Artık terra'ün Portekizce içindeki anlamı hakkında daha fazla bilgi sahibi olduğunuza göre, seçilen örnekler aracılığıyla bunların nasıl kullanılacağını ve nasıl yapılacağını öğrenebilirsiniz. onları okuyun. Ve önerdiğimiz ilgili kelimeleri öğrenmeyi unutmayın. Web sitemiz sürekli olarak yeni kelimeler ve yeni örneklerle güncellenmektedir, böylece bilmediğiniz diğer kelimelerin anlamlarını Portekizce içinde arayabilirsiniz.

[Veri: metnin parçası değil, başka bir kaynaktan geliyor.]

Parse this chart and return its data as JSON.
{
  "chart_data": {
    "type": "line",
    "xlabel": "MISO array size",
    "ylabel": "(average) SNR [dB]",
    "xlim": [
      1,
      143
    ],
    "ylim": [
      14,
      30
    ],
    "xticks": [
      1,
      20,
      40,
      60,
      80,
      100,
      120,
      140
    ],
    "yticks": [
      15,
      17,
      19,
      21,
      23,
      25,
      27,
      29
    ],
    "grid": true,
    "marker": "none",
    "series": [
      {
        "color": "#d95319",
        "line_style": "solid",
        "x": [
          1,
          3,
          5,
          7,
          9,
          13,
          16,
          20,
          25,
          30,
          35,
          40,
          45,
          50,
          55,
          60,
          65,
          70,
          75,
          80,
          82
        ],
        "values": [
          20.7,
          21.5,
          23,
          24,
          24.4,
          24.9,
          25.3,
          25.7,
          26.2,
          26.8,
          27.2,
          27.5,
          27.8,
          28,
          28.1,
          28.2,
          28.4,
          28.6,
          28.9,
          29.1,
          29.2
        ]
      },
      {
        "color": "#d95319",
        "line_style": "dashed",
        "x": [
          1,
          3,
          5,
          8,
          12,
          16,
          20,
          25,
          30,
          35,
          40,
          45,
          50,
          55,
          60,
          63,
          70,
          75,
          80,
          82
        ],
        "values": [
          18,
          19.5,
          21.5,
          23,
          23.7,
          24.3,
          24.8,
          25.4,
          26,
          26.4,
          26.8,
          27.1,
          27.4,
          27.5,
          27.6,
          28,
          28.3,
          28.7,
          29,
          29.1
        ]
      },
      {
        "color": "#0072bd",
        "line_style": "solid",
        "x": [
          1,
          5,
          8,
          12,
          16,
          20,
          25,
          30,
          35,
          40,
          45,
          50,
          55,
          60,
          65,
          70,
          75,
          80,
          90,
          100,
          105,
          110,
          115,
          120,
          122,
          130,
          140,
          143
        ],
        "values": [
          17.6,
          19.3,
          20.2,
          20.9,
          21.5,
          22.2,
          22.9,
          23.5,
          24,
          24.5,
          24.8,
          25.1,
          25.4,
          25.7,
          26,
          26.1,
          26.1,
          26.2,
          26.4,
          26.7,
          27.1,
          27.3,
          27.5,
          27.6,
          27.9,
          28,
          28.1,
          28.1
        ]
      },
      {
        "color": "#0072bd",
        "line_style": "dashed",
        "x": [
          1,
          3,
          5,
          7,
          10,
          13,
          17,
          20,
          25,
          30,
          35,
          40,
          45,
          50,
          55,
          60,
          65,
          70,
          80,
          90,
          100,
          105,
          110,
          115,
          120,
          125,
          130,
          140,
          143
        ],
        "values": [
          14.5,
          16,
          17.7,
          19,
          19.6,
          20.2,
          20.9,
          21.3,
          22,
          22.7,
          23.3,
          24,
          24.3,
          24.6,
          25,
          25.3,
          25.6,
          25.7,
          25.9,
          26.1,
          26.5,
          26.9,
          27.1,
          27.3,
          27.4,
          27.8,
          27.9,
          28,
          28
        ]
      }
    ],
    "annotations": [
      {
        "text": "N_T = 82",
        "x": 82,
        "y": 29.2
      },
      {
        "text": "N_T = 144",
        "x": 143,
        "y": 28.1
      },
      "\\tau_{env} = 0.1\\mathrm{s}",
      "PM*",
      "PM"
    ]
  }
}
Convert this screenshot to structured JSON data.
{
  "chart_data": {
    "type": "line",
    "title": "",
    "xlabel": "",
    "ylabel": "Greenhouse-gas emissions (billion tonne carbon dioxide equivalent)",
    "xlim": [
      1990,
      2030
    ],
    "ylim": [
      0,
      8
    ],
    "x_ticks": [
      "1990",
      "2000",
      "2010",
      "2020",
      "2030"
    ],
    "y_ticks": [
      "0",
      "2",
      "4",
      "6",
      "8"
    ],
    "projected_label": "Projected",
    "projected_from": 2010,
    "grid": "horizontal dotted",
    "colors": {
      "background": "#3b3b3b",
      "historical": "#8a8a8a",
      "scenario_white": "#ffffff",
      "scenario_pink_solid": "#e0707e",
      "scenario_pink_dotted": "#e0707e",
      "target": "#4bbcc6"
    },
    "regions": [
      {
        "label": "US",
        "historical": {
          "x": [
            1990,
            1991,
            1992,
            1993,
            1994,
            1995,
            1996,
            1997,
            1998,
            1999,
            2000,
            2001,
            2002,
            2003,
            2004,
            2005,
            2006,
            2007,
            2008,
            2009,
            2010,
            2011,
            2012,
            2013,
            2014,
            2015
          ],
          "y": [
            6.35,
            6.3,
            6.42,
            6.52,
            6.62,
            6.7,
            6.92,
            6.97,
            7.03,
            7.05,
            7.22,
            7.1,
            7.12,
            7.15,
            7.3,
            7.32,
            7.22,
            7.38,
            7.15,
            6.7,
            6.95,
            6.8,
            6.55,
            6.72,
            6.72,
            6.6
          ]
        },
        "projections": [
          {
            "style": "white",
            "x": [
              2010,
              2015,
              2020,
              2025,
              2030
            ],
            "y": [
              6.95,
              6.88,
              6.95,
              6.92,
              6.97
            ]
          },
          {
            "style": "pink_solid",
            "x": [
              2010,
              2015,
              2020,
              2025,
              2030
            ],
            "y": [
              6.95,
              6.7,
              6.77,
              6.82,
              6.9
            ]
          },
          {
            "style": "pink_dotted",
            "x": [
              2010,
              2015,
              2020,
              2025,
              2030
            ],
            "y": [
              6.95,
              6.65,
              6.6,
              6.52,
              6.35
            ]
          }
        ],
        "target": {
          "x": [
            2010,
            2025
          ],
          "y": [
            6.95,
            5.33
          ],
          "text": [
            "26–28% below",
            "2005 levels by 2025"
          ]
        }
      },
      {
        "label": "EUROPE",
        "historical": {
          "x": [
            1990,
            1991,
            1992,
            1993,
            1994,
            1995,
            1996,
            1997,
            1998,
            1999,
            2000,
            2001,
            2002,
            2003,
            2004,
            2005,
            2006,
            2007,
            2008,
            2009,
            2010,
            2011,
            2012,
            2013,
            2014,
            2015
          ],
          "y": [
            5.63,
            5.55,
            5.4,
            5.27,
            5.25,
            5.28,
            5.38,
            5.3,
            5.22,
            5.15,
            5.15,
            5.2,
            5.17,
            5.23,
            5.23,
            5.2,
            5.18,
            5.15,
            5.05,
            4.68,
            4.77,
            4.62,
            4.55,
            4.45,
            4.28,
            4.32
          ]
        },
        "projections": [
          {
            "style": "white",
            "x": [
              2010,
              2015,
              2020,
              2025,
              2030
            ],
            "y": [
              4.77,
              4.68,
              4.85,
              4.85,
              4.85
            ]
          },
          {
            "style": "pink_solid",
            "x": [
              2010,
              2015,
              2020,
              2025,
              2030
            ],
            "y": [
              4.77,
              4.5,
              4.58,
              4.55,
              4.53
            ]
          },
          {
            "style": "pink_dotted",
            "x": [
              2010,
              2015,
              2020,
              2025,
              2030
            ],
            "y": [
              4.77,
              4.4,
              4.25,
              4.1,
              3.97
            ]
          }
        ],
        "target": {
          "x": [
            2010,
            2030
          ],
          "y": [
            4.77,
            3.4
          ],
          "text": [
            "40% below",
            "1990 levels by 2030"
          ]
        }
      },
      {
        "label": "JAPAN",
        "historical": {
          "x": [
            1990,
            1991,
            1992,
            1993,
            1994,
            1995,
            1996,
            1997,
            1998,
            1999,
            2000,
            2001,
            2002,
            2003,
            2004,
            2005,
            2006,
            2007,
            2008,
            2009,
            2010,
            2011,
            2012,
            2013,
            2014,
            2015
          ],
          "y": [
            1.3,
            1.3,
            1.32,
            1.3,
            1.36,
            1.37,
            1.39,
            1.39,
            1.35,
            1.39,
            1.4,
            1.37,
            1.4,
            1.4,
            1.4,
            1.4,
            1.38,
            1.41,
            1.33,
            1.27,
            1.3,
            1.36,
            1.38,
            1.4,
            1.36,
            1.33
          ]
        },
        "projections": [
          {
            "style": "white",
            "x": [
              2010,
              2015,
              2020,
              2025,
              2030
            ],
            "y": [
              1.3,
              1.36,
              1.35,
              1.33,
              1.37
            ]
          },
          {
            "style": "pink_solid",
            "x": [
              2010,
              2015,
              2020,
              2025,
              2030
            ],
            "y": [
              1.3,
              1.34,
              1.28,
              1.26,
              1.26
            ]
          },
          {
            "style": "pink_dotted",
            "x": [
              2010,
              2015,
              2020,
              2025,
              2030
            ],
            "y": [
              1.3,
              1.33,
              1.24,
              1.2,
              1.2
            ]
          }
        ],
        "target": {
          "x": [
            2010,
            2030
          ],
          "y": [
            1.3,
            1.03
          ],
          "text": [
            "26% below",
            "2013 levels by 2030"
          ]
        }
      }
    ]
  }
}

terra ile ilgili kelimeler

Portekizce hakkında bilginiz var mı

Portekizce (português), Avrupa'nın İber yarımadasına özgü bir Roma dilidir. Portekiz, Brezilya, Angola, Mozambik, Gine-Bissau, Cape Verde'nin tek resmi dilidir. Portekizce, 215 ila 220 milyon anadili ve 50 milyon ikinci dil konuşanı olmak üzere toplamda yaklaşık 270 milyona sahiptir. Portekizce genellikle dünyada en çok konuşulan altıncı dil, Avrupa'da üçüncü sırada yer alır. 1997'de kapsamlı bir akademik çalışma, Portekizce'yi dünyadaki en etkili 10 dilden biri olarak sıraladı. UNESCO istatistiklerine göre, Portekizce ve İspanyolca, İngilizce'den sonra en hızlı büyüyen Avrupa dilleridir.